В третьей — Дамели, Бекайдар и Ведерников. Ведерников смотрит в сторону и думает о чем-то очень своем, наверное, о новом культурном мероприятии, зато двое влюбленных так увлечены друг другом, что не замечают буквально никого и ничего.
Что ж они говорят?
— Ты замечаешь, насколько запуталось твое положение, как хозяйки стола? — говорит Бекайдар.
— Почему? — спрашивает девушка.
— Потому что вот сидит твой законный отец.
— Так все-таки почему ж оно запуталось?
— Потому что вот сидит твой названный отец и, кажется, он собирается скандалить из-за твоего законного отца.
— Ой, ради бога... — говорит испуганно Дамели и оборачивается. За столом отдельно от всех сидят Хасен и Еламан. Еламан улыбается и что-то тихо, убеждающе говорит Хасену. А тот лезет на него, нависает над ним, требует какого-то ответа и сует ему руки чуть не в лицо. И тут Еламан, все время мудро и сдержанно улыбающийся, вдруг сделал рукой какой-то легкий, не то сдерживающий, не то предостерегающий знак: «Подожди, мол!», полез в боковой карман пиджака и вынул оттуда бумажник. Вынул, положил на стол, открыл и осторожно вытащил несколько ветхих, распадающихся бумажек, он разложил их на скатерти перед Хасеном и что-то сказал ему, потом достал из другого кармана планку с набором орденских лент, и Хасен вдруг смирился, поник, наклонился над столом. Тогда Еламан слегка тронул его за плечо и заставил поглядеть на себя. Потом, так же смиренно и мирно улыбаясь, откинул со лба длинную прядь волос, и вот обнажилось то, чего не видел до сих пор никто: косой глубокий шрам, идущий от левой брови к волосам. Такие шрамы остаются от ранения осколком или от удара саблей. Хасен даже вздрогнул, увидев это.
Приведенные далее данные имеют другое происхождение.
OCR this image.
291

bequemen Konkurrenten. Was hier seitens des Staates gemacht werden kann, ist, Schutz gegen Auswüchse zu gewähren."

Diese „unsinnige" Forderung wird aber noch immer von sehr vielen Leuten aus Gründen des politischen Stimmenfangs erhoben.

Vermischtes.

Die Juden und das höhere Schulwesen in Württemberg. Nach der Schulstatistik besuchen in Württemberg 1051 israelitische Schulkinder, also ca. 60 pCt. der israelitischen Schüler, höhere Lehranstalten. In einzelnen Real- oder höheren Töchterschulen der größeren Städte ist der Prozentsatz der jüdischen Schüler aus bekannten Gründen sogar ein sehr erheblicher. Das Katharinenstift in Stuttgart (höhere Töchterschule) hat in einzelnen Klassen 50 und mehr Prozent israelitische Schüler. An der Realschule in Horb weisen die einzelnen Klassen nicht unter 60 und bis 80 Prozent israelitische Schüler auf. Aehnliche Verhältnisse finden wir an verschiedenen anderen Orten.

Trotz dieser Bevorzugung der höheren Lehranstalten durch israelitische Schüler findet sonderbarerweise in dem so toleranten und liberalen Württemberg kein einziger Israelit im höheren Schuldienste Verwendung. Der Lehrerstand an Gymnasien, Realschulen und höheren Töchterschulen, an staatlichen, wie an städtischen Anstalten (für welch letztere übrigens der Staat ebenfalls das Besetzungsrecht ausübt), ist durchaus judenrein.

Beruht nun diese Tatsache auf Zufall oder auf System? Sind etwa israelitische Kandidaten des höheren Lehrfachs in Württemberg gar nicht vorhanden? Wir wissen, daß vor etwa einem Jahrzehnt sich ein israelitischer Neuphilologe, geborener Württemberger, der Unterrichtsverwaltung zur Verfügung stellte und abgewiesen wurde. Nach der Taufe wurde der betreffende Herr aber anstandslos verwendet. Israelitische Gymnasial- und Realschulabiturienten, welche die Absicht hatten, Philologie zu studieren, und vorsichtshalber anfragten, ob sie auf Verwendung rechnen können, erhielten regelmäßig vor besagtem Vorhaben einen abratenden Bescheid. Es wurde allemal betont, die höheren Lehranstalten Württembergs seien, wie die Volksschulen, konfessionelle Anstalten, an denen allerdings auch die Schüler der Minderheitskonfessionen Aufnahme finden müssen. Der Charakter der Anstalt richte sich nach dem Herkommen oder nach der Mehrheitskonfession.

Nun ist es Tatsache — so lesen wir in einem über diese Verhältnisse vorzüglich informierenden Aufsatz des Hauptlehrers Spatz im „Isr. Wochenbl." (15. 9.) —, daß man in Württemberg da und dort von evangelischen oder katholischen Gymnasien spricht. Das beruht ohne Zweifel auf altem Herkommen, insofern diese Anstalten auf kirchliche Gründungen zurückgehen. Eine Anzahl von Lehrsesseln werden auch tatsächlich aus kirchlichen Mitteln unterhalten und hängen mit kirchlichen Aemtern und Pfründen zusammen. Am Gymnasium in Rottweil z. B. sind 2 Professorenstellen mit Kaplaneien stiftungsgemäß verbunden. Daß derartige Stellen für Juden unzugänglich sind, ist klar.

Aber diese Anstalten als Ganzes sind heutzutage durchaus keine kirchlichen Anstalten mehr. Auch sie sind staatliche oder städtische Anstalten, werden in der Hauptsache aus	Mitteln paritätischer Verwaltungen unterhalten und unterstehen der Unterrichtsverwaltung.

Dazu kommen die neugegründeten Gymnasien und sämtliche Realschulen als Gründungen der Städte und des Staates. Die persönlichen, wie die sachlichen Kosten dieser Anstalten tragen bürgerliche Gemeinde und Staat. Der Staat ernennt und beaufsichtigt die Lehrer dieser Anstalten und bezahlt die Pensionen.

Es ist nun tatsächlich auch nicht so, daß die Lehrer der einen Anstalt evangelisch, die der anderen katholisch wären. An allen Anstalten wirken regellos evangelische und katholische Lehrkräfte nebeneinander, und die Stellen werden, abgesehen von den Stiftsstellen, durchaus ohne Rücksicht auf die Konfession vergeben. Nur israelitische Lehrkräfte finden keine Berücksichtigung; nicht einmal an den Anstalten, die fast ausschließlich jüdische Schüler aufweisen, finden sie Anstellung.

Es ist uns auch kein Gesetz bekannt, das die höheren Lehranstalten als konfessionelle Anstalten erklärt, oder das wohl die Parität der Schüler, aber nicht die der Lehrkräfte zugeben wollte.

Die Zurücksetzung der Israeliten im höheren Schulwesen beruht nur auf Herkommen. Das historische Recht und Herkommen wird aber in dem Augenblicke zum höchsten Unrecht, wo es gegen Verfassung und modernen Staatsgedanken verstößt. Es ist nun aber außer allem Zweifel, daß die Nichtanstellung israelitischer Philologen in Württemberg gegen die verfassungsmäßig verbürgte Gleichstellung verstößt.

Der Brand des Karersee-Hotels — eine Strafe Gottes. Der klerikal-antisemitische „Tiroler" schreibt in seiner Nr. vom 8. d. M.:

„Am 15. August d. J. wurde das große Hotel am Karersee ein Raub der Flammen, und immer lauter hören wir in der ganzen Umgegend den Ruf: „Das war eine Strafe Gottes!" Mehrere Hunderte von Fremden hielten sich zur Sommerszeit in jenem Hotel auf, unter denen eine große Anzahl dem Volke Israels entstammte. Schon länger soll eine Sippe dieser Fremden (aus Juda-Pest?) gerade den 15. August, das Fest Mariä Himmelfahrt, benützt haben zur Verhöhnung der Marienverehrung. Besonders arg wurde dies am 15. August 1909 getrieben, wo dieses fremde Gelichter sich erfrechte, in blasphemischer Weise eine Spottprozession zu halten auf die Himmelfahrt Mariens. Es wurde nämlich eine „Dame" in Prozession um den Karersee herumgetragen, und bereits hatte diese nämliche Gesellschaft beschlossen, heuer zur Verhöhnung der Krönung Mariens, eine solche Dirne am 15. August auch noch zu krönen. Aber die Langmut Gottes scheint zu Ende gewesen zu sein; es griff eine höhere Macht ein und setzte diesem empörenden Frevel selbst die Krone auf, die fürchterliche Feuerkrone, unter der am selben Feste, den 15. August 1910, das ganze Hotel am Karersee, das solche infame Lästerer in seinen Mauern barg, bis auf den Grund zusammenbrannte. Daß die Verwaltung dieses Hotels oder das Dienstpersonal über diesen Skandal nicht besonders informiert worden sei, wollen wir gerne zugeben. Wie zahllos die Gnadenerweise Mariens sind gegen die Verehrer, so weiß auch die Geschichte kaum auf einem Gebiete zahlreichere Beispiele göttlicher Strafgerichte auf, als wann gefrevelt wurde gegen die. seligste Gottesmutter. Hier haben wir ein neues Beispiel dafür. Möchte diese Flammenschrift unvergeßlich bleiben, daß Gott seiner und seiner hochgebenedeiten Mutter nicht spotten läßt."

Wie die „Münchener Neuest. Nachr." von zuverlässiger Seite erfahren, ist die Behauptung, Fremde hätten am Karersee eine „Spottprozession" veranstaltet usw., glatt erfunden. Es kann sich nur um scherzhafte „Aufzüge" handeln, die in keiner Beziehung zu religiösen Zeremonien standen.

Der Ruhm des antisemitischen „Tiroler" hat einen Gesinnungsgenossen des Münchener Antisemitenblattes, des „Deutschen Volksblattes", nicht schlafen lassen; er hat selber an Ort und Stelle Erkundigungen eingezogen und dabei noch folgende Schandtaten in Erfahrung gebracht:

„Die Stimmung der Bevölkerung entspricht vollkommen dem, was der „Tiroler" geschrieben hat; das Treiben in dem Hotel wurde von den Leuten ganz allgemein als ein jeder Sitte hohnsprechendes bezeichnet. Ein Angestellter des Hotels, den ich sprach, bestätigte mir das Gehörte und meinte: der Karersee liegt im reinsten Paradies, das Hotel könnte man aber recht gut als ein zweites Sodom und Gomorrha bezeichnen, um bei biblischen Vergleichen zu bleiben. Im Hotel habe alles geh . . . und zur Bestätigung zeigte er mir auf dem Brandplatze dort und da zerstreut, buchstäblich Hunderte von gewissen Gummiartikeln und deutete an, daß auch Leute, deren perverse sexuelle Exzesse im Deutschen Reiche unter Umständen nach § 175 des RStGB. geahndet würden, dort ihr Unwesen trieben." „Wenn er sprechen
Он сразу сделал массу мелких растерянных движений, замолчал, развел руками, пару раз ударил себя в грудь, потом порывисто схватил бутылку портвейна, налил две полных эмалированных кружки и подвинул одну себе, другую Еламану. Он улыбался, пожимал плечами, словно просил: «Ну, давай не сердись на меня, старого дурака. Давай выпьем, я все понял», — но Еламан, скорбно улыбаясь, опять сперва показал ему на свой шрам, а потом щелкнул по стоящей перед ними бутылке «столичной». «Где нам портвейны уж распивать — я солдат», — значил этот жест. И Хасен сразу же понял его: пошел, отыскал два граненых стакана и, строго нахмурившись, наполнил их почти доверху. Потом они оба встали и чокнулись и осушили все до дна.
— Ну, кажется, будет конец света, — улыбнулся Бекайдар. — Дядя Хасен пьет с Еламаном. Ой, смотри, смотри, обнимаются, целуются, значит, на брудершафт выпили... нет, нет, такого еще никто не видал.
Дамели нахмурилась.
— Ой, как это все-таки нехорошо. Ведь он, Бекен, вылил в себя целый стакан водки. Давно уж с ним не было такого. А если он напьется... Смотри, смотри, Еламан снова налил себе половину, а ему полный. Что же это такое? Нет, так не пойдет, коке! Что вы делаете, коке! — крикнула Дамели поднимаясь.
Но Бекайдар схватил девушку за локоть и чуть не силой посадил обратно.
— Да ничего не будет, Дамелижан! — успокоил он ее. — Я отвечаю! Когда же и пить Хасену-аге, как не сегодня. Пусть, пусть себе пьет. Здесь все свои: напьется — отведем, разденем, спать уложим.
Загорелось электричество, опять принесли откуда-то поднос с бутылками и огромное блюдо с лангетом. Угощение встретили радостными криками и аплодисментами. Веселье вспыхнуло с новой силой. Но Дамели было уже не до веселья. Она не спускала глаз с того края стола, где сидели, беседуя Еламан с Хасеном. Хасен уже сильно опьянел. Он опять что-то кричал и доказывал Еламану, когда тот осторожно возражал ему, сердито отмахивался и продолжал тараторить свое.